なぜこの3つにまとまるのか — 共通音で見る
同じグループに入るコードは、構成音を多く共有しています。Cメジャーで確かめてみます。
| コード | 構成音 | 主和音との共通音 |
|---|---|---|
| C | C・E・G | — |
| Em | E・G・B | E・G(2音) |
| Am | A・C・E | C・E(2音) |
| F | F・A・C | — |
| Dm | D・F・A | F・A(2音、Fと) |
| G | G・B・D | — |
| Bdim | B・D・F | B・D(2音、Gと) |
3音のうち2音が同じなら、響きの方向も近くなります。だから Em や Am は C の代わりに置けることがあり、Dm は F の代わりに、Bdim は G の代わりに使われることがある、という整理になります。代理コードと呼ばれる考えかたです。

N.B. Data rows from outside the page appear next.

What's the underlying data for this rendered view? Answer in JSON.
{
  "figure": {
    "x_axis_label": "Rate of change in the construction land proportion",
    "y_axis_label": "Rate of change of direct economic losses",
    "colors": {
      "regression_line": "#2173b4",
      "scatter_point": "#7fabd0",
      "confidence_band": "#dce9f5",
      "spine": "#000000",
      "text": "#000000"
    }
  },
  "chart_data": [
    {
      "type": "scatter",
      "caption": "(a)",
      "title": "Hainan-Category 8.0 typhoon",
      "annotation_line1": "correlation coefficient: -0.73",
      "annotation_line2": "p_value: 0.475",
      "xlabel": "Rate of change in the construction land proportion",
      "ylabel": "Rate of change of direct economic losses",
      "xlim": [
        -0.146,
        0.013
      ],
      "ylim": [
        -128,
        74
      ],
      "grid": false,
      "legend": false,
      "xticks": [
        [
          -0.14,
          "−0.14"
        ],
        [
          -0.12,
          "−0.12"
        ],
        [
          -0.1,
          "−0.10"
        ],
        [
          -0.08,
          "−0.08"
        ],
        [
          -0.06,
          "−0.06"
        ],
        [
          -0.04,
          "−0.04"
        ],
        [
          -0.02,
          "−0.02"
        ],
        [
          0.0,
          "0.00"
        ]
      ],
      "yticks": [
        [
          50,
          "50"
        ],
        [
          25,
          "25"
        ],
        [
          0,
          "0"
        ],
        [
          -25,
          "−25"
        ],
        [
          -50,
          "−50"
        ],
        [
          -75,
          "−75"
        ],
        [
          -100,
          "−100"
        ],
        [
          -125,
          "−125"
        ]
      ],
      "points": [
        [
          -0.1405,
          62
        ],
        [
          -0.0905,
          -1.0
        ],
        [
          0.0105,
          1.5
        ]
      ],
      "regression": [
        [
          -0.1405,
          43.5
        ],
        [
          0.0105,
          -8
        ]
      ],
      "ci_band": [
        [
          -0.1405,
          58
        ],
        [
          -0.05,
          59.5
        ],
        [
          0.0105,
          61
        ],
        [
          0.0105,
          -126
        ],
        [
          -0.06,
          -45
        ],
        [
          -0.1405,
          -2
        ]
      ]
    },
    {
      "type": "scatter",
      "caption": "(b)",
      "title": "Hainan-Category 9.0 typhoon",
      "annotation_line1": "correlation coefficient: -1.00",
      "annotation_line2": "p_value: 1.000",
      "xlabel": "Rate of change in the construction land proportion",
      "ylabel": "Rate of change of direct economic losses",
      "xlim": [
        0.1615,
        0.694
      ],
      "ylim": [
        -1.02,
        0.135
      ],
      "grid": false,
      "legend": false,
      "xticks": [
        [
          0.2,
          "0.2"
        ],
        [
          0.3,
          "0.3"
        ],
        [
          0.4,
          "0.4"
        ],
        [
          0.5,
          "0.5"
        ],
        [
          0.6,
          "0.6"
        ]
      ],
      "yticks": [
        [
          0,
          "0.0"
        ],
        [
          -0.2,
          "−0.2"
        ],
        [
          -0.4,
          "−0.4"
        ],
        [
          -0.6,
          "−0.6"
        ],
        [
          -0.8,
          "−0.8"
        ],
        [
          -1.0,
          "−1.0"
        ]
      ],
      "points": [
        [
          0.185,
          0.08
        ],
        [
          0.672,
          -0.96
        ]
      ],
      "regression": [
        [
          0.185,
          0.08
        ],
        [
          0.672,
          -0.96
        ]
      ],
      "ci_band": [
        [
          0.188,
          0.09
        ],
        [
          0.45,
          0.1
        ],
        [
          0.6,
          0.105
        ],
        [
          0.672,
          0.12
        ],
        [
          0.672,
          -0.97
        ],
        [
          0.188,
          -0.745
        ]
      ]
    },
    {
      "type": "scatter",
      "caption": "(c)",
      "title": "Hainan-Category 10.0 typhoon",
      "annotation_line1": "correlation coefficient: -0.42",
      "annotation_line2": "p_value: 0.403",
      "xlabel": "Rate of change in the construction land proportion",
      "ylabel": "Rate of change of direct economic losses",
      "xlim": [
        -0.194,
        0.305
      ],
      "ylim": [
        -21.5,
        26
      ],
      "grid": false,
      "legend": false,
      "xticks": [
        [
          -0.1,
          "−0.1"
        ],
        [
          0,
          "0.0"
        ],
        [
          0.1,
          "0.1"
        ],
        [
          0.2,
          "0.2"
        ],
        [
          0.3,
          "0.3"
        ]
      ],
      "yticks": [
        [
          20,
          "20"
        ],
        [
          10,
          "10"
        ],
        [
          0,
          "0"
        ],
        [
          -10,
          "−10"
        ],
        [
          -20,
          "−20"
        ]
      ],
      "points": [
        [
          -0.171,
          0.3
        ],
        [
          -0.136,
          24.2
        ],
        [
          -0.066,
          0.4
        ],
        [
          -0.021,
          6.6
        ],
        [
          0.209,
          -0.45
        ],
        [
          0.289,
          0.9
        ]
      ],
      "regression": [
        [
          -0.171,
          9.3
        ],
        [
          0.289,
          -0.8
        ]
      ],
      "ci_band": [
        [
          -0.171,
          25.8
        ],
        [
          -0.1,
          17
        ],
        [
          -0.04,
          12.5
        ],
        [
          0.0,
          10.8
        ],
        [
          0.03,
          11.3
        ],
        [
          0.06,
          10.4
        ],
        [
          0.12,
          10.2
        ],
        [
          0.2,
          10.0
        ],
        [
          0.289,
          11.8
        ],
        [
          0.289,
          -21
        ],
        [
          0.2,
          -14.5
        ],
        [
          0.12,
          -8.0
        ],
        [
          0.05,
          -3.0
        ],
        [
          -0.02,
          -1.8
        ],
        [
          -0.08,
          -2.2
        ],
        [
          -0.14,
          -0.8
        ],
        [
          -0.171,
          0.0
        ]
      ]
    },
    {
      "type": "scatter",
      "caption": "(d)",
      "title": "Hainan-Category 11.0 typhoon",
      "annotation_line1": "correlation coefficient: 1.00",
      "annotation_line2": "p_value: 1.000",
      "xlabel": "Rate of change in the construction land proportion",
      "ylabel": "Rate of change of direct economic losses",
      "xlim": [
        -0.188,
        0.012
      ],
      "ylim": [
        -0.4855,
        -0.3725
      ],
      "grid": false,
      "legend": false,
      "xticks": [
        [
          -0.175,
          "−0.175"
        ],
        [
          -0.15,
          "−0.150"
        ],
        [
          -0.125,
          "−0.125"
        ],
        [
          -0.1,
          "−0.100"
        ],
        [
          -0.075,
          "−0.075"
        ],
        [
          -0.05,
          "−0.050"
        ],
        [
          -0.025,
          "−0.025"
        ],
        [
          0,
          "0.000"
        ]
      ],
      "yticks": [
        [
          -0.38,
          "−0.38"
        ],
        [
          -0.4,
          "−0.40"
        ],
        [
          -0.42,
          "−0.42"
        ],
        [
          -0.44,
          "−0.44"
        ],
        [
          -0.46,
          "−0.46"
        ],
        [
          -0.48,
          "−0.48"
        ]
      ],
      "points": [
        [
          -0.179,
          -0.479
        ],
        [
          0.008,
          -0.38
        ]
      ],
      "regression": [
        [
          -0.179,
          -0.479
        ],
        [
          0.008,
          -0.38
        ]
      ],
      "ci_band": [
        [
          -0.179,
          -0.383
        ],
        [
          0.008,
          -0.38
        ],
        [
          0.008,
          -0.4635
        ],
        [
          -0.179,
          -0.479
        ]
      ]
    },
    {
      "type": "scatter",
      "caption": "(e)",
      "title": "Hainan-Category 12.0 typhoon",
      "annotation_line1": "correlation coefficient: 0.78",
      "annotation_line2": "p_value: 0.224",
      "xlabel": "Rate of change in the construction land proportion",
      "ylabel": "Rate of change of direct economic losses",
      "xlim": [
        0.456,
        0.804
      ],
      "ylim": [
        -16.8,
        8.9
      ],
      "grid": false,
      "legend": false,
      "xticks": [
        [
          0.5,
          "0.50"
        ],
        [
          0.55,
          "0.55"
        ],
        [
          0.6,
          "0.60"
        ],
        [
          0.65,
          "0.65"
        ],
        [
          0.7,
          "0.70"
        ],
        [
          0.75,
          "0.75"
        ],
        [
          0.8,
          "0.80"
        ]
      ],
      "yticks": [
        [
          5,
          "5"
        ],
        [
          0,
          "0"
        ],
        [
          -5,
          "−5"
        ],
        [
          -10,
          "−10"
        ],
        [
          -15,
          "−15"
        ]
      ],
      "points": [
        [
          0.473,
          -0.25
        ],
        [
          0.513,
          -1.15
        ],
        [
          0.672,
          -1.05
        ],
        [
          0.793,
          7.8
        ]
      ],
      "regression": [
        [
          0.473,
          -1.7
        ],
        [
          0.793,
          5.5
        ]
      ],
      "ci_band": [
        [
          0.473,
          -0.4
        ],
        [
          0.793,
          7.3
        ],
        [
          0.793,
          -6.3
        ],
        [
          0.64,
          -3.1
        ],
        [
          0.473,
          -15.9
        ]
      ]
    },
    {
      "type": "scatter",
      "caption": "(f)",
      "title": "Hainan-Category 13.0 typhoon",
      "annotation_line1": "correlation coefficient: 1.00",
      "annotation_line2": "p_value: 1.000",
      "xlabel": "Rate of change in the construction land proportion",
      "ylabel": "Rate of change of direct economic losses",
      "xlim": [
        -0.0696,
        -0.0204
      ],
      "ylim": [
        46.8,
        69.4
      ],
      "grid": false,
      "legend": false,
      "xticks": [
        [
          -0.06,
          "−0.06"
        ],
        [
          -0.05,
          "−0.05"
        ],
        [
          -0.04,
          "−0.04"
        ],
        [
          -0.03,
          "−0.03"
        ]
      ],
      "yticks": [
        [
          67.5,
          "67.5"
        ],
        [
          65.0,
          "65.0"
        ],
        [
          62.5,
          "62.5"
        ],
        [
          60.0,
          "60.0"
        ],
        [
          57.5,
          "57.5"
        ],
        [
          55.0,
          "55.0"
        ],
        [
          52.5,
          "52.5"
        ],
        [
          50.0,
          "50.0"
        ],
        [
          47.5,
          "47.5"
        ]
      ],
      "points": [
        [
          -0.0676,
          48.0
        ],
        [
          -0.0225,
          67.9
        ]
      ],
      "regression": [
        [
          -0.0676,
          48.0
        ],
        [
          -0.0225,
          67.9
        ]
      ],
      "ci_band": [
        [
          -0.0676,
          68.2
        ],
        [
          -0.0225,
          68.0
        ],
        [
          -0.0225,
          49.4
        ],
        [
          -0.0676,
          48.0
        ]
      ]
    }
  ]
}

ただし iii(Em)は、Tに分類されつつも I ほど落ち着かず、扱いが少し独特です。王道進行(4536進行)が独特の宙づり感を持つのは、I を使わず iii を置いているからだと説明されることが多いです。
ドミナントが「戻りたがる」理由
Dだけ性格がはっきりしているので、もう少し見ておきます。
G を4音に伸ばした G7 は G・B・D・F です。このなかの B と F の距離は半音6つで、トライトーン(三全音)と呼ばれる不安定な音程になります。この2音がどこへ動きたがるかというと、
- B → C(半音上がる)
- F → E(半音下がる)
どちらも C(C・E・G)の構成音です。つまり G7 の内側に、C に向かうための矢印が2本入っていることになります。これがV→Iの引力の正体で、Dの緊張感の理由です。vii°(Bdim = B・D・F)にも同じ B と F が含まれていて、これがBdimをDに分類する根拠になります。
進行の基本形は数えるほどしかない
T・S・Dの並び方には、よく使われる形があります。Cメジャーで書き出します。
| 機能の並び | Cメジャーの例 | 呼ばれ方 |
|---|---|---|
| T → S → D → T | C – F – G – C | いちばん基本の形 |
| T → D → T | C – G – C | 最短の往復 |
| T → S → T | C – F – C | 柔らかく戻る |
| T → S → D →(続く) | C – F – G – … | 途中で切って次へ |
ここで押さえておきたいのは、S → D はよく起きるが、D → S はあまり起きないという点です。緊張が高まったあとで緩む方向に戻ると、進んだ感じが打ち消されるためだと説明されます。Dまで行ったらTに戻る、と覚えておくと進行を組み立てやすくなります。
終わりかたにも名前がついています。V→I は全終止、IV→I は変格終止(アーメン終止とも呼ばれます)、Dで終わって続きを予感させるのが半終止、V→vi のようにTへ行くと見せかけて別のTへ行くのが偽終止です。
手持ちの進行を3文字で書き直してみる
既存の進行を機能で書き直すと、構造が見えやすくなります。
- 1564進行:I–V–vi–IV → T – D – T – S
- 6415進行:vi–IV–I–V → T – S – T – D
- 王道進行:IV–V–iii–vi → S – D – T – T
この3つを比べると、1564進行と6415進行の違いが「最後がSかDか」だったこともそのまま読み取れます。
コードを増やす前に、いま使っている進行をT・S・Dの3文字に置き換えてみる。それだけで、どこが落ち着きどころで、どこが緊張の山なのかが並べて比べられるようになります。